NASA was recently forced to pause its examination of the Bennu asteroid samples that landed on Earth this week, following the discovery of unexplained black dust within the container.
Upon opening the canister, which held approximately eight ounces of debris, scientists discovered unknown substances on the Touch and Go Sample Acquisition Mechanism (TAGSAM) located above the avionics deck.
A photograph taken by the scientists clearly showed that the interior of the silver lid was marked with black material.

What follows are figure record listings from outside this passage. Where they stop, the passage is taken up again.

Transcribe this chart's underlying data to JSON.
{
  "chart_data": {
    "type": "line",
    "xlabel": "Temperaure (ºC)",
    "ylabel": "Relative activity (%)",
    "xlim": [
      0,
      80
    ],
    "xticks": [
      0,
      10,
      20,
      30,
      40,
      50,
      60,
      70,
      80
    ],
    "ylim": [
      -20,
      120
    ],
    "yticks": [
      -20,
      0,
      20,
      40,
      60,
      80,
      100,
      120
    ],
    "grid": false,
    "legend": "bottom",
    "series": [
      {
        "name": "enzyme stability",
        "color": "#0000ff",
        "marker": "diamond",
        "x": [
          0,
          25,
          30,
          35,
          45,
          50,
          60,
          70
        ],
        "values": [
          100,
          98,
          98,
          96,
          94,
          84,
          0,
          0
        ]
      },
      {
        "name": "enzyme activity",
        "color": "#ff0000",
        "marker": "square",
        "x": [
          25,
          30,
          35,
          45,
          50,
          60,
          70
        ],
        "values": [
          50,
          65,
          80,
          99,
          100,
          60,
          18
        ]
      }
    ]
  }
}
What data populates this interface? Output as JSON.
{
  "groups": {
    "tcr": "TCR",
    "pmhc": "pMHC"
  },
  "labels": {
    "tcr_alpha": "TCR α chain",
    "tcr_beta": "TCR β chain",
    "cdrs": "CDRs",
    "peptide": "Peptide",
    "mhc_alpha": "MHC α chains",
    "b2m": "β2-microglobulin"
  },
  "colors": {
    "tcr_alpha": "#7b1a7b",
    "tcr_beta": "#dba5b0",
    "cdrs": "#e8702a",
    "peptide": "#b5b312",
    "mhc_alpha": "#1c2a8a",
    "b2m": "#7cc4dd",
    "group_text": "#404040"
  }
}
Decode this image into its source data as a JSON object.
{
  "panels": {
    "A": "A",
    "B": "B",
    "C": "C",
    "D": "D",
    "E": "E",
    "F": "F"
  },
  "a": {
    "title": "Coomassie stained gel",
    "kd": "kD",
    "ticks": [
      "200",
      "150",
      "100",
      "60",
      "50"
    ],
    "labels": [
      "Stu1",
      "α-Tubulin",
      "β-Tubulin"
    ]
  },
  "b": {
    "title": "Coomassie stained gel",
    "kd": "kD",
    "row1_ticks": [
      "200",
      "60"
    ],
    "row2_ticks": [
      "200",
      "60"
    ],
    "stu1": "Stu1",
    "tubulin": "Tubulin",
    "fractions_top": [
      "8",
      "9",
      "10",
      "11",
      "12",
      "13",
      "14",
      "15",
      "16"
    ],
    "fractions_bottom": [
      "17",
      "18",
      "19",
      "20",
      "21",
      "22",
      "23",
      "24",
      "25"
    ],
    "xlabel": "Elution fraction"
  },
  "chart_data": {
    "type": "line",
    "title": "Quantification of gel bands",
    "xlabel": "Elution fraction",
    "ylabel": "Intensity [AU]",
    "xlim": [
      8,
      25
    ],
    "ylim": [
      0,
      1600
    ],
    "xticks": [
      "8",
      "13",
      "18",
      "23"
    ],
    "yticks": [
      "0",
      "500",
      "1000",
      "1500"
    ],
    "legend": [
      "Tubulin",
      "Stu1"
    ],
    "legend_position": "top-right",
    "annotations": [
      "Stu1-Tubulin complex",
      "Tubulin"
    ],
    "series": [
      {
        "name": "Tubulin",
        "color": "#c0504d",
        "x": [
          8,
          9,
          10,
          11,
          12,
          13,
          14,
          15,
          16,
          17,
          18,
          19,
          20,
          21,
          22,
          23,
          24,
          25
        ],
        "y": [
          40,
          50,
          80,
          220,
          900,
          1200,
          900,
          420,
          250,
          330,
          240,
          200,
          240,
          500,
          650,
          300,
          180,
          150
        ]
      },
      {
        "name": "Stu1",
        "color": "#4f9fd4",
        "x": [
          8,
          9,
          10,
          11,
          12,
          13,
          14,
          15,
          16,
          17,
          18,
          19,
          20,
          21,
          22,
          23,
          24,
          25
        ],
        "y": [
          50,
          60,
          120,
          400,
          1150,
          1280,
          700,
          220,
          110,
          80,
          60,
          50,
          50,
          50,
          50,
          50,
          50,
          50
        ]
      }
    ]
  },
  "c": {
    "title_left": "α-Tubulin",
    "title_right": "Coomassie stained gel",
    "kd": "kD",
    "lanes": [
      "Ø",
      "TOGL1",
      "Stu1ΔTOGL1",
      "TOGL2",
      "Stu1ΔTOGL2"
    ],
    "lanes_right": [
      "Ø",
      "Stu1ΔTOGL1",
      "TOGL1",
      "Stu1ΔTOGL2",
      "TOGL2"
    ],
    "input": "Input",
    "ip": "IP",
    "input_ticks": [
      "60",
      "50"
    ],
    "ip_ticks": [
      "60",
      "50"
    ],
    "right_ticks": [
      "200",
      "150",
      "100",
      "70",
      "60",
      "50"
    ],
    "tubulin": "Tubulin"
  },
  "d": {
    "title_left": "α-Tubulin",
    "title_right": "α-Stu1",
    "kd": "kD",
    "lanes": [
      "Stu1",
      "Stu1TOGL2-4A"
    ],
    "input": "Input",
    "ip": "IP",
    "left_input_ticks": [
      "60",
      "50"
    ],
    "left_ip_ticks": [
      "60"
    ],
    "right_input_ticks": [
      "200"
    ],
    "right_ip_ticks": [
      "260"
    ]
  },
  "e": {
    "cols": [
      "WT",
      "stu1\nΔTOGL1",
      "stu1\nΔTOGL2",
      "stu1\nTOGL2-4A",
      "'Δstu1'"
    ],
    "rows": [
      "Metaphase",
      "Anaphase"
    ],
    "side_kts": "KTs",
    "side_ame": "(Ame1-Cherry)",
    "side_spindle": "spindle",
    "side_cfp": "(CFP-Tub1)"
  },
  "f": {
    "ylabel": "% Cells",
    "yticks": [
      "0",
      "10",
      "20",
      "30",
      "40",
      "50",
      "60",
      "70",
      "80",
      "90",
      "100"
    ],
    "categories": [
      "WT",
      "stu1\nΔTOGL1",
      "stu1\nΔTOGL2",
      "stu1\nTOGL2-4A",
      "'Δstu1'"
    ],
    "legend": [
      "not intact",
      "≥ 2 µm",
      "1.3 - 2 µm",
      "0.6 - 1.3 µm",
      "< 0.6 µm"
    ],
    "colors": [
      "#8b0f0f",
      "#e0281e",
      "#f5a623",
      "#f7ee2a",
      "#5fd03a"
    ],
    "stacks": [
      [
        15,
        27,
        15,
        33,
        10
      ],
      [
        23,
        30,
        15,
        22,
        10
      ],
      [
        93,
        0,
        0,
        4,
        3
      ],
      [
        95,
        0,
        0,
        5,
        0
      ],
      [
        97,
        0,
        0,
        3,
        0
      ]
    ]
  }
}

NASA announced that this dust is set for a preliminary analysis to verify whether it originates from asteroid Bennu.
“The TAGSAM, which holds the bulk of the sample, will be carefully opened in the coming weeks,” experts from NASA declared.
The residue observed on the avionics deck, detected on Tuesday, is presumed to have originated during the collection process. NASA reported that this issue was resolved, enabling the secure transfer of the sample, but confirmation by scientists is pending.
Dante Lauretta, the OSIRIS-REx principal investigator, captured the image of the sample canister following the successful lid removal, adhering to the stipulated curation process.
The information acquired from the OSIRIS-REx mission is anticipated to enhance our understanding of potentially hazardous asteroids and contribute to future asteroid deflection strategies.
For thorough examination and preservation, the asteroid samples are to be managed at a newly established curation facility. This facility is overseen by NASA’s Astromaterials Research and Exploration Science division (ARES), situated at the Johnson Space Center in Texas.
Launching in 2016, the OSIRIS-REx spacecraft embarked on a $1 billion mission, reaching Bennu in 2018 and collecting samples in 2020 using a vacuum-equipped arm. By the time it returned, the spacecraft had traversed four billion miles.
Despite entering the atmosphere at 27,650 mph, it was vital to prevent the sample from contamination, slowing it to 11 mph using a parachute.
NASA orchestrated a meticulous recovery mission in Utah, involving helicopters and a temporary clean room.
The OSIRIS-REx spacecraft deposited the sample container into Earth’s orbit on Sunday before proceeding to its next destination.
The retrieved pebbles and dust are the largest extraterrestrial sample since the lunar missions and offer invaluable insights into the formation of Earth and life, giving us “an extraordinary glimpse” into the past 4.5 billion years, according to NASA Administrator Bill Nelson.
Bennu, currently orbiting the sun 50 million miles away from Earth, is roughly the size of the Empire State Building.
The asteroid is a fragment of a larger space rock and is considered the most hazardous object in the Solar System due to its potential collision course with Earth, expected to come dangerously close to our planet in September 2182.
The observations and data from OSIRIS-REx will be instrumental in any future asteroid-deflection efforts. The spacecraft is now on course to reach asteroid Apophis in 2029.